– Ой, она такая милая, – вскочила Полька, – даже с таким прикусом.
В комнате, где жило семейство Изольды Генриховны, было весело. Щенки уже активно ползали, мать переживала и пыталась их собрать в одно место. Они разбегались, смешно гавкали, падали и пытались нападать друг на друга.
– Вот, – Полька без раздумий выцепила самого маленького щенка и сунула его в руки Петру Семеновичу.
Щенок был крошечный, черный, с забавно торчащими во все стороны пучками жесткой шерсти.
– Да, не красавица, – улыбнулся Перт Семенович. – Но милая, как все дети. Пойдешь ко мне жить?
– Папа, зачем тебе это чудище? – удивилась дочь.
– Ты только что нападала на подругу, что она садистка, не знаешь, что делать! Я решил спасти щенка от страшной участи и взять себе.
– Мама тебя домой не пустит, – убежденно сказала Анька. – Тем более, у вас кот умер месяц назад. Кота, может, ты бы и уговорил ее взять, но это…
– Пустит, – сказал Петр Семенович.
***
– Вон из квартиры! – закричала жена Петра Семеновича, когда увидела, с кем он пришел. – Вон! Петя, даже не вздумай! Я с тобой разведусь!
Но она не развелась и щенка не выбросила.
– Сам будешь этой страхалюдиной заниматься. Ко мне пусть даже не подходит.
Страхалюдина выросла в Роничку для Петра Семеновича и в «уйди противная» для его жены. Она не могла пережить смерть своего любимого кота и не могла простить мужу, что он не страдает, так как она. Да еще и притащил эту собаку.
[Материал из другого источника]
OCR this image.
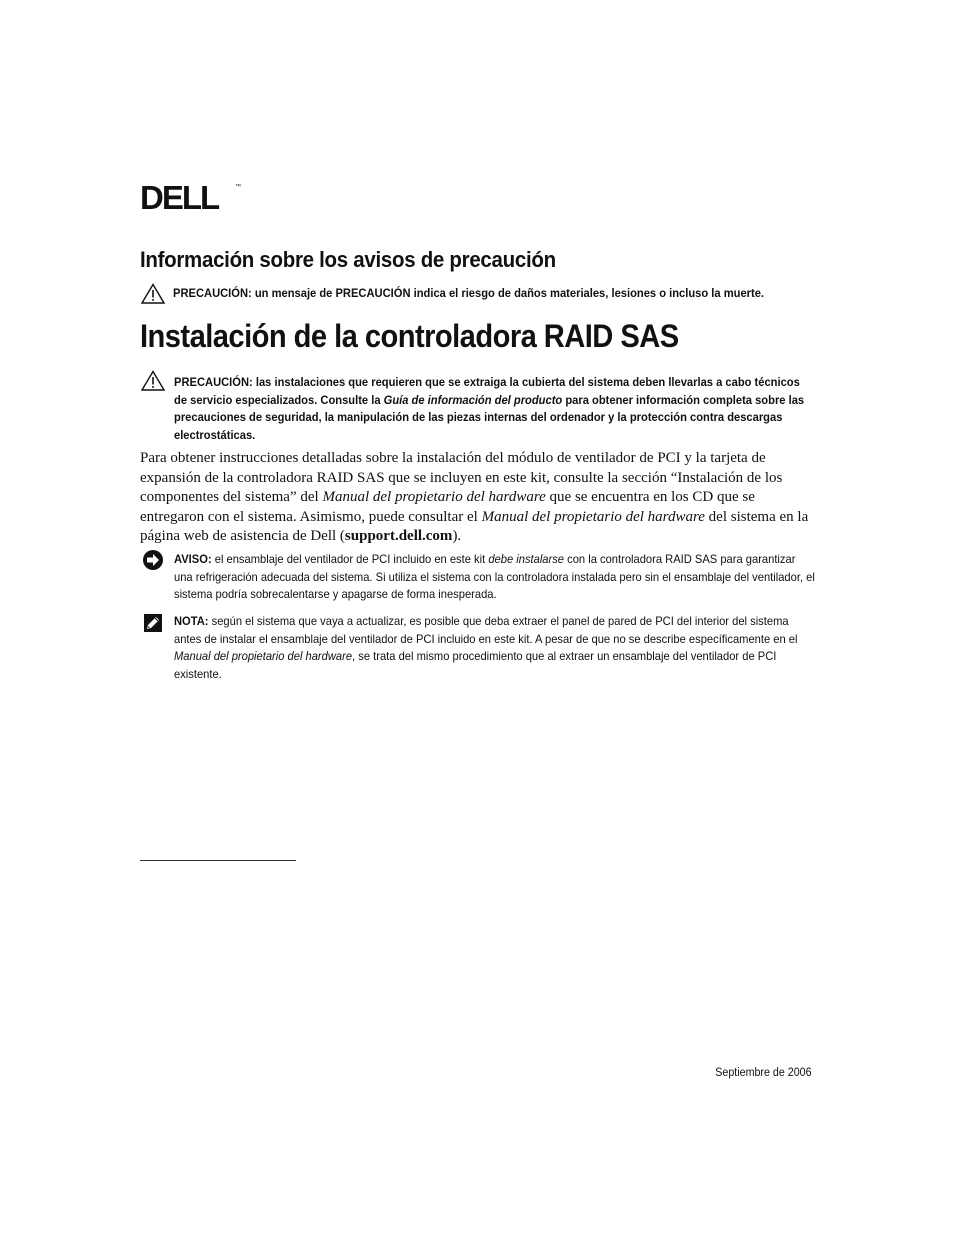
DELL	™
Información sobre los avisos de precaución
PRECAUCIÓN: un mensaje de PRECAUCIÓN indica el riesgo de daños materiales, lesiones o incluso la muerte.
Instalación de la controladora RAID SAS
PRECAUCIÓN: las instalaciones que requieren que se extraiga la cubierta del sistema deben llevarlas a cabo técnicos de servicio especializados. Consulte la Guía de información del producto para obtener información completa sobre las precauciones de seguridad, la manipulación de las piezas internas del ordenador y la protección contra descargas electrostáticas.
Para obtener instrucciones detalladas sobre la instalación del módulo de ventilador de PCI y la tarjeta de expansión de la controladora RAID SAS que se incluyen en este kit, consulte la sección “Instalación de los componentes del sistema” del Manual del propietario del hardware que se encuentra en los CD que se entregaron con el sistema. Asimismo, puede consultar el Manual del propietario del hardware del sistema en la página web de asistencia de Dell (support.dell.com).
AVISO: el ensamblaje del ventilador de PCI incluido en este kit debe instalarse con la controladora RAID SAS para garantizar una refrigeración adecuada del sistema. Si utiliza el sistema con la controladora instalada pero sin el ensamblaje del ventilador, el sistema podría sobrecalentarse y apagarse de forma inesperada.
NOTA: según el sistema que vaya a actualizar, es posible que deba extraer el panel de pared de PCI del interior del sistema antes de instalar el ensamblaje del ventilador de PCI incluido en este kit. A pesar de que no se describe específicamente en el Manual del propietario del hardware, se trata del mismo procedimiento que al extraer un ensamblaje del ventilador de PCI existente.
Septiembre de 2006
Роничка не обращала внимания на скверный характер Манечки и обожала ее точно так же, как и Петра Семеновича. Ходила за ней хвостиком, пыталась пристроиться на колени, когда Манечка смотрела телевизор, и совершенно не обижалась, когда та ее спихивала.
– Да что это такое! – разозлилась Манечка, когда они вернулись домой из магазина и опять не нашли свои тапки в коридоре. – Да сколько можно! Я ей запретила утаскивать их!
Роничка внимательно слушала, что кричала разгневанная Мария Ивановна и радостно виляла хвостом.
– Пошли, погуляем, пока наша хозяйка гневается, – улыбнулся Петр Семенович.
Уже во дворе он смотрел, как Роня гоняет птичек, и спрашивал ее:
– Вот скажи мне, Роня, зачем ты утаскиваешь наши тапки? Я ни за что не поверю, что ты это делаешь на вред. Ты же самая добрая собака на свете!
Утаскивание тапок началось почти с первого месяца жизни Рони в квартире. Сначала это было смешно смотреть, как тапки, оставленные без присмотра, эта крошка пытается утащить к себе на подстилку. А когда хозяева уходили и оставляли Рони одну, она утаскивала тапки Петра Семеныча или к креслу, где он любил читать газету, или затаскивала на диван, где он любил лежать, смотря телевизор. Это особенно злило Марию Ивановну. Она была чистюлей и такое поведение собаки считала варварством и специальной подлостью по отношению к ней и ее чистоте. А тапки Марии Ивановны Роня аккуратно ставила у ее кресла. И потом спала поочередно то на одних, то на других, дожидаясь хозяев.